Although more researchers see value in sharing their data, they tend to “undervalue shared data sets, methods, and analytical tools,” according to the Science article.
Some journal publishers are discussing rewarding data contributions — yet inherent benefits already exist. Sharing data and tools that other researchers use can lead to valuable citations, which in turn can help secure grants and job offers.
Insiders recommended not posting your data on your personal website. You might change institutions or shut down the site, causing you to lose valuable data. You can safely post relevant data in any of the hundreds of repositories where others can easily discover it.
Metadata — information about your data — is crucial for colleagues to be able to find and use your data in their research. Don’t wait until after you complete your experiments: Create it as you go and link your methods, data, code, and the paper. rOpenSci offers a tool that can create automated workflows to continually update metadata.
It’s also important to create a data-sharing agreement that outlines use regulations and required citations.
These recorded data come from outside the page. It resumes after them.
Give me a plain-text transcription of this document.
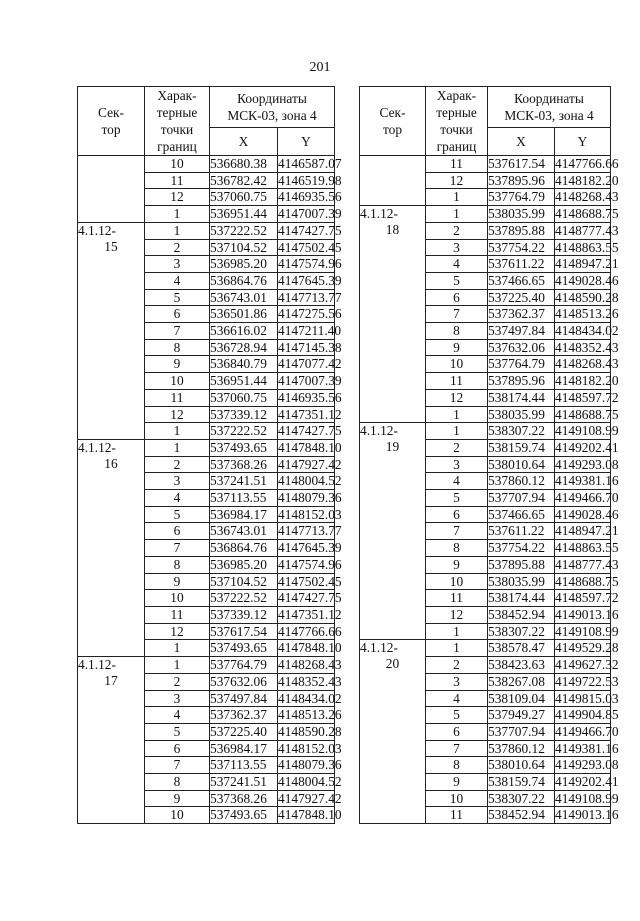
201
Сек-
тор	Харак-
терные
точки
границ	Координаты
МСК-03, зона 4	
		X	Y
	10	536680.38	4146587.07
	11	536782.42	4146519.98
	12	537060.75	4146935.56
	1	536951.44	4147007.39
4.1.12-
15	1	537222.52	4147427.75
	2	537104.52	4147502.45
	3	536985.20	4147574.96
	4	536864.76	4147645.39
	5	536743.01	4147713.77
	6	536501.86	4147275.56
	7	536616.02	4147211.40
	8	536728.94	4147145.38
	9	536840.79	4147077.42
	10	536951.44	4147007.39
	11	537060.75	4146935.56
	12	537339.12	4147351.12
	1	537222.52	4147427.75
4.1.12-
16	1	537493.65	4147848.10
	2	537368.26	4147927.42
	3	537241.51	4148004.52
	4	537113.55	4148079.36
	5	536984.17	4148152.03
	6	536743.01	4147713.77
	7	536864.76	4147645.39
	8	536985.20	4147574.96
	9	537104.52	4147502.45
	10	537222.52	4147427.75
	11	537339.12	4147351.12
	12	537617.54	4147766.66
	1	537493.65	4147848.10
4.1.12-
17	1	537764.79	4148268.43
	2	537632.06	4148352.43
	3	537497.84	4148434.02
	4	537362.37	4148513.26
	5	537225.40	4148590.28
	6	536984.17	4148152.03
	7	537113.55	4148079.36
	8	537241.51	4148004.52
	9	537368.26	4147927.42
	10	537493.65	4147848.10
Сек-
тор	Харак-
терные
точки
границ	Координаты
МСК-03, зона 4	
		X	Y
	11	537617.54	4147766.66
	12	537895.96	4148182.20
	1	537764.79	4148268.43
4.1.12-
18	1	538035.99	4148688.75
	2	537895.88	4148777.43
	3	537754.22	4148863.55
	4	537611.22	4148947.21
	5	537466.65	4149028.46
	6	537225.40	4148590.28
	7	537362.37	4148513.26
	8	537497.84	4148434.02
	9	537632.06	4148352.43
	10	537764.79	4148268.43
	11	537895.96	4148182.20
	12	538174.44	4148597.72
	1	538035.99	4148688.75
4.1.12-
19	1	538307.22	4149108.99
	2	538159.74	4149202.41
	3	538010.64	4149293.08
	4	537860.12	4149381.16
	5	537707.94	4149466.70
	6	537466.65	4149028.46
	7	537611.22	4148947.21
	8	537754.22	4148863.55
	9	537895.88	4148777.43
	10	538035.99	4148688.75
	11	538174.44	4148597.72
	12	538452.94	4149013.16
	1	538307.22	4149108.99
4.1.12-
20	1	538578.47	4149529.28
	2	538423.63	4149627.32
	3	538267.08	4149722.53
	4	538109.04	4149815.03
	5	537949.27	4149904.85
	6	537707.94	4149466.70
	7	537860.12	4149381.16
	8	538010.64	4149293.08
	9	538159.74	4149202.41
	10	538307.22	4149108.99
	11	538452.94	4149013.16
Collaboration and data sharing can advance science faster and further than isolating data. Collaboration opportunities can give scientists access to additional funding opportunities across disciplines. How can you find collaboration opportunities? Start by networking with teams and those in other disciplines at conferences and events to find opportunities to communicate across disciplines. Some very successful endeavors have evolved from simple across-the-table conversations, so don’t be afraid to reach across the aisle when the opportunity presents itself.